In a case[i] involving the trade mark BOSWELAN for pharmaceutical and health care products, the Court of Justice (CJEU) has held that the trade mark owner’s use of the mark in relation to clinical trials did not qualify as genuine use for the purpose of maintaining the mark. The case highlights a potential risk for life sciences companies in applying for a trade mark too early.
‘Use it or lose it’
Under both UK and EU trade mark law a trade mark must be put to ‘genuine use’ within five years of completion of the registration procedure; failure to do so will normally render the mark vulnerable to cancellation for non-use prompting competitors to come in and apply for cancellation of the mark. CJEU case law establishes that ‘genuine use’ in this context means actual use that is not token, that serves to indicate the origin of the goods or services and which is aimed at establishing or maintaining an outlet or market share. This may include preparations to put the goods or services onto the market such as advertising and PR before a launch. However, internal use within the proprietor’s organisation will not normally qualify as genuine use – the use must be directed out towards the market.
No genuine use prior to marketing authorisation
Viridis Pharmaceuticals achieved registration of the word mark BOSWELAN as an EU trade mark in 2007. In 2010 it applied for authorisation for a clinical trial involving a treatment for multiple sclerosis. In November 2013 Hecht Pharma applied for cancellation of the trade mark on the grounds of non-use. At this time there was still no marketing authorisation. The Court emphasised that in order to qualify as genuine use the use must be in relation to goods/services that are on the market for those goods/services or which are about to be put onto the market. Viridis’s use of the mark had included advertising in relation to a clinical trial. The Court held that such use was tantamount to internal use as it was not aimed at establishing an outlet or market share for the goods on the relevant market. It would, in fact, have been illegal to advertise or market the goods to the public before obtaining marketing authorisation.
Proper reasons for non-use?
A trade mark cannot be cancelled for lack of genuine use if the proprietor can show that there are “proper reasons” for non-use. This is a relatively narrow concept mainly covering situations where the proprietor is prohibited from using the mark for some reason, examples often quoted being import restrictions or government regulations. Where “proper reasons” can be established, the proprietor will be able to preserve the validity of the mark and start using it again once the prohibition ends. The court will take all relevant circumstances into account when considering whether there are proper reasons for non-use. An important factor is, however, whether the obstacle to use arises “independently of the will of the owner of the trade mark” (TRIPS)[ii] rather than in relation to the trade mark owner’s commercial difficulties. Another way of putting this is to ask whether in the relevant circumstances, a requirement for use of the mark would have been unreasonable. In this case the Court considered, among other things, that Viridis could have anticipated at the date of filing that there might be delays and could have carried out the clinical trials more quickly; these were commercial difficulties that could have been managed. In these circumstances the need to carry out a clinical trial did not amount to a proper reason for non-use.

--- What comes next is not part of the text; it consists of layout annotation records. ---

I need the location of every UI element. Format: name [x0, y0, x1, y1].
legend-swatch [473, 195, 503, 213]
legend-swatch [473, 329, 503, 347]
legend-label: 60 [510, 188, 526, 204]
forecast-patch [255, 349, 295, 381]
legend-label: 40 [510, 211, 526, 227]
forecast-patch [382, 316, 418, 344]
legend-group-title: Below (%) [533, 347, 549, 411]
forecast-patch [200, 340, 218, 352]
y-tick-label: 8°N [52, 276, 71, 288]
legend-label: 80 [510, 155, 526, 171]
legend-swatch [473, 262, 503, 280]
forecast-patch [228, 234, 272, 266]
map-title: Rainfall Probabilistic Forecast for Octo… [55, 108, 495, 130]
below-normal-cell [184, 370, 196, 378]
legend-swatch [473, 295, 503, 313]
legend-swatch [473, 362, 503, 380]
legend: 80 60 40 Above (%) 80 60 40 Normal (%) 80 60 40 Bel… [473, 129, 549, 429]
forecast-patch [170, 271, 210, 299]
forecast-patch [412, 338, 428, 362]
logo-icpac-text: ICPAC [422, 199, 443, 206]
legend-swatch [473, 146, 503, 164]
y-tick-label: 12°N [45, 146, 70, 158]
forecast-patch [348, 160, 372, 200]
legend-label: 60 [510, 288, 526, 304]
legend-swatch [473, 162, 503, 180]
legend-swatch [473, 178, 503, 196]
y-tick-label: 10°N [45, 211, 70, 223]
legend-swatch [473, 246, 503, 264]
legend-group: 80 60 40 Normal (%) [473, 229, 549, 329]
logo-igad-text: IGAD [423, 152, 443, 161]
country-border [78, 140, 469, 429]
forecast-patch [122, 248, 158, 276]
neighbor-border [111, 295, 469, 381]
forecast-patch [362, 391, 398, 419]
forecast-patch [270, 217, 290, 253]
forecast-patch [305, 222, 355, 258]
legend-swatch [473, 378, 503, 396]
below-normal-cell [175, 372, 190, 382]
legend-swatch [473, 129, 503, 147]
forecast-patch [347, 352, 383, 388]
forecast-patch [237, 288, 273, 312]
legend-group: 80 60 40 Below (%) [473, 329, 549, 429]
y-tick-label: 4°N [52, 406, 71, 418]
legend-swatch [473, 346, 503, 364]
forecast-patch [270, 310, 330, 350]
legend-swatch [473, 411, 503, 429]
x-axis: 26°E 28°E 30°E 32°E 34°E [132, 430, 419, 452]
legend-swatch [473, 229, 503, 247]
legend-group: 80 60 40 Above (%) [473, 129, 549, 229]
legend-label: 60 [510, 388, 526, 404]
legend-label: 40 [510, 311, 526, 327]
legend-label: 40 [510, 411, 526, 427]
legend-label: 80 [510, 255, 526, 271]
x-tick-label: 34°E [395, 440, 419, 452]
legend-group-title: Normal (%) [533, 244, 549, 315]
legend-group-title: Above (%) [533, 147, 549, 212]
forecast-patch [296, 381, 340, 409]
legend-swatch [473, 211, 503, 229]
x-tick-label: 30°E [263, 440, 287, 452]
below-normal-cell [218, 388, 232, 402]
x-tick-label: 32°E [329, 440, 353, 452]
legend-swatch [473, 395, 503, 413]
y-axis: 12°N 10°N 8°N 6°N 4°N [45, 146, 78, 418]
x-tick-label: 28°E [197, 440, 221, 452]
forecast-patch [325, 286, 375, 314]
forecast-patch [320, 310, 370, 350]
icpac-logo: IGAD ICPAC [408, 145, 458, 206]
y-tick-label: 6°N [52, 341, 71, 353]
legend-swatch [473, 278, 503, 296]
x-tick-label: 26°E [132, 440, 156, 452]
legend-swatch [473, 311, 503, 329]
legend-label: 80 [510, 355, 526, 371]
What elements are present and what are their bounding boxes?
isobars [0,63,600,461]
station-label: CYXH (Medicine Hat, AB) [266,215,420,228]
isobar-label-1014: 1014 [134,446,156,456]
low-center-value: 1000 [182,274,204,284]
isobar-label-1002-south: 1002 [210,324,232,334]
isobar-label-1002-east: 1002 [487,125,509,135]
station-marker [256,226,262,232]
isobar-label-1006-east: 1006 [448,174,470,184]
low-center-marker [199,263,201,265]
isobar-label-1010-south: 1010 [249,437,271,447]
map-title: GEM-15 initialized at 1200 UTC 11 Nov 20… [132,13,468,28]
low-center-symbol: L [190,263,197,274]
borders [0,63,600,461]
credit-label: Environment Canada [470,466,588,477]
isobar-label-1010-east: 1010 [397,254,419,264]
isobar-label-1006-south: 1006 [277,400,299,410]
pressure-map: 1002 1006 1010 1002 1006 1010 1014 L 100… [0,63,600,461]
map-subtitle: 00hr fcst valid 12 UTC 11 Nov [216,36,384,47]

It is clear from the Court’s judgment that the need to carry out a clinical trial before obtaining a marketing authorisation could constitute a proper reason for non-use in some circumstances, and it is easy to feel that Court has been rather harsh towards Viridis in its assessment of the circumstances in this case. The take away point for trade mark owners is, however, that it will generally be up to the trade mark owner to manage the timing so that the mark will be ‘genuinely’ used within the five year period. This may, in practice, mean waiting to register the trade mark until nearer to achievement of a marketing authorisation and could have significant commercial implications.